Dans Cléo de 5 à 7, d'Agnès Varda, un Paris comme je l'aime, au début des années 60, et au beau milieu du film, un minuscule film dans le film, un film muet avec Godard en jeune fiancé fringuant, presque méconnaissable, Anna Karina, Eddie Constantine, Samy Frey, Jean-Claude Brialy, Danièle Delorme : les Fiancés du pont Mac Donald. La très blonde Corinne Marchand est adorable, en jeune starlette capricieuse et superstitieuse qui croit savoir qu'elle a un cancer. Même un Michel Legrand n'y est pas antipathique, c'est dire la force de séduction de ce film. Dorothée Blanck, qui interprète dans le film une amie de Cléo qui pose nue pour des sculpteurs, tenait un blog, jusqu'en décembre 2015 : Journal d'une dériveuse.
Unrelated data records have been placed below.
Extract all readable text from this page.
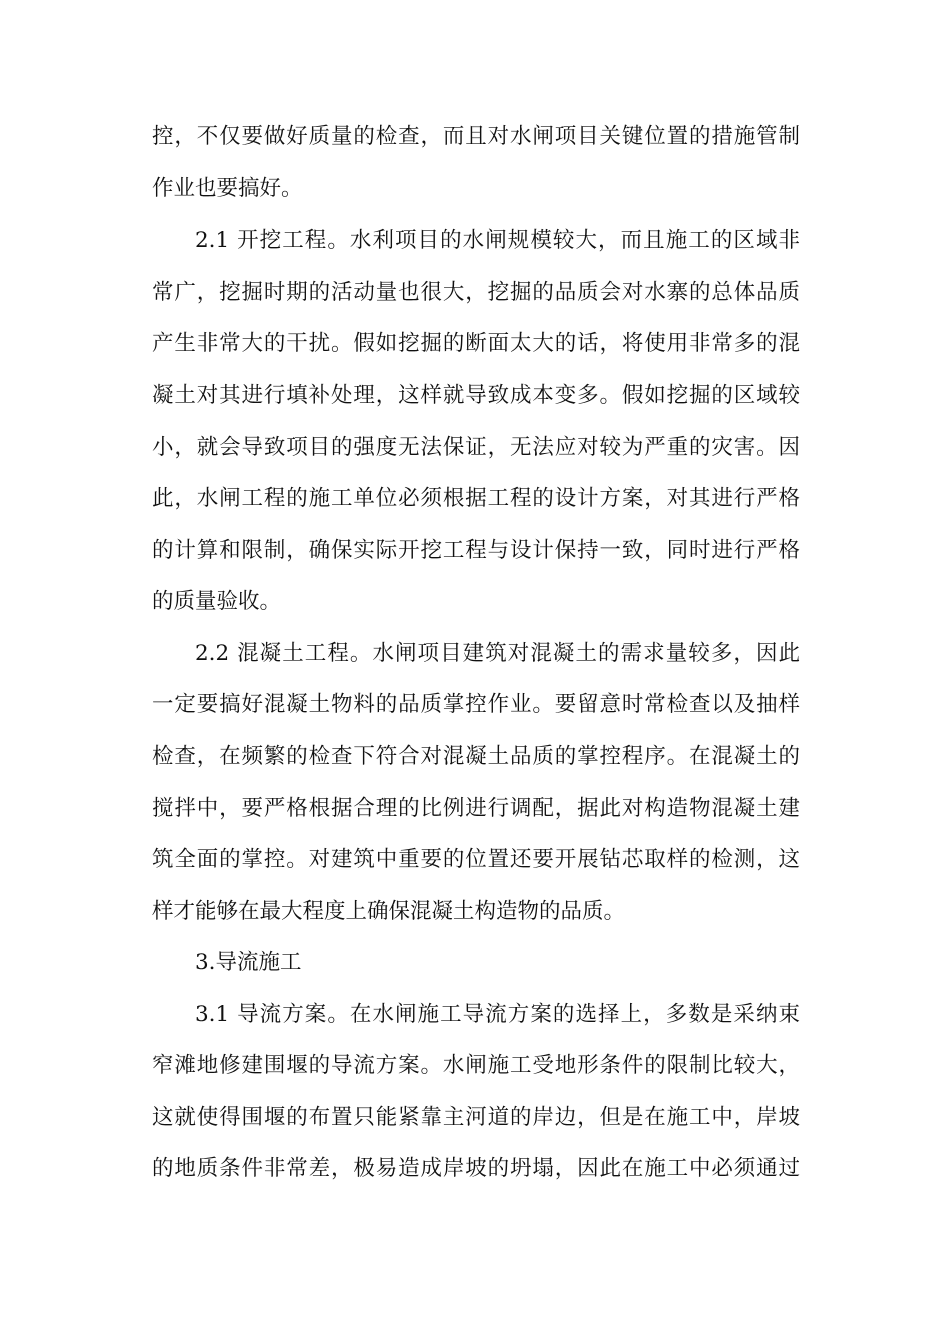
控，不仅要做好质量的检查，而且对水闸项目关键位置的措施管制
作业也要搞好。
2.1 开挖工程。水利项目的水闸规模较大，而且施工的区域非
常广，挖掘时期的活动量也很大，挖掘的品质会对水寨的总体品质
产生非常大的干扰。假如挖掘的断面太大的话，将使用非常多的混
凝土对其进行填补处理，这样就导致成本变多。假如挖掘的区域较
小，就会导致项目的强度无法保证，无法应对较为严重的灾害。因
此，水闸工程的施工单位必须根据工程的设计方案，对其进行严格
的计算和限制，确保实际开挖工程与设计保持一致，同时进行严格
的质量验收。
2.2 混凝土工程。水闸项目建筑对混凝土的需求量较多，因此
一定要搞好混凝土物料的品质掌控作业。要留意时常检查以及抽样
检查，在频繁的检查下符合对混凝土品质的掌控程序。在混凝土的
搅拌中，要严格根据合理的比例进行调配，据此对构造物混凝土建
筑全面的掌控。对建筑中重要的位置还要开展钻芯取样的检测，这
样才能够在最大程度上确保混凝土构造物的品质。
3.导流施工
3.1 导流方案。在水闸施工导流方案的选择上，多数是采纳束
窄滩地修建围堰的导流方案。水闸施工受地形条件的限制比较大，
这就使得围堰的布置只能紧靠主河道的岸边，但是在施工中，岸坡
的地质条件非常差，极易造成岸坡的坍塌，因此在施工中必须通过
Elle est morte aujourd'hui, mais son blog est toujours là, offert aux rares lecteurs de passage. Qui la connaît ? Je me dis que dans quelques années, mon blog sera lui aussi toujours là, quand je n'y serai plus. Quelle date pour le dernier billet, le onze novembre 2027, à onze heures onze ? Les lecteurs de passage qui ne sauront pas qui je suis pourront sonder mon cœur et ma prose en toute tranquillité, m'insulter, se moquer de moi, faire des « copiés-collés » de morceaux de mon blog particulièrement idiots, ridicules, sinistres, ou lamentables, et les envoyer à leurs amis pour se payer une tranche de rire au frais du néant. J'aurai peut-être 111 ans, au moment de ces éclats de rire, et je dériverai lentement en atomes déconstruits au sein de galaxies sombres aux noms patibulaires dont parlera un François Bayrou 3.0 halluciné qui bégayera d'aise au milieu d'une cour de journalistes, poussant ses mots hors de sa bouche comme des bulles de savon pas très catholiques.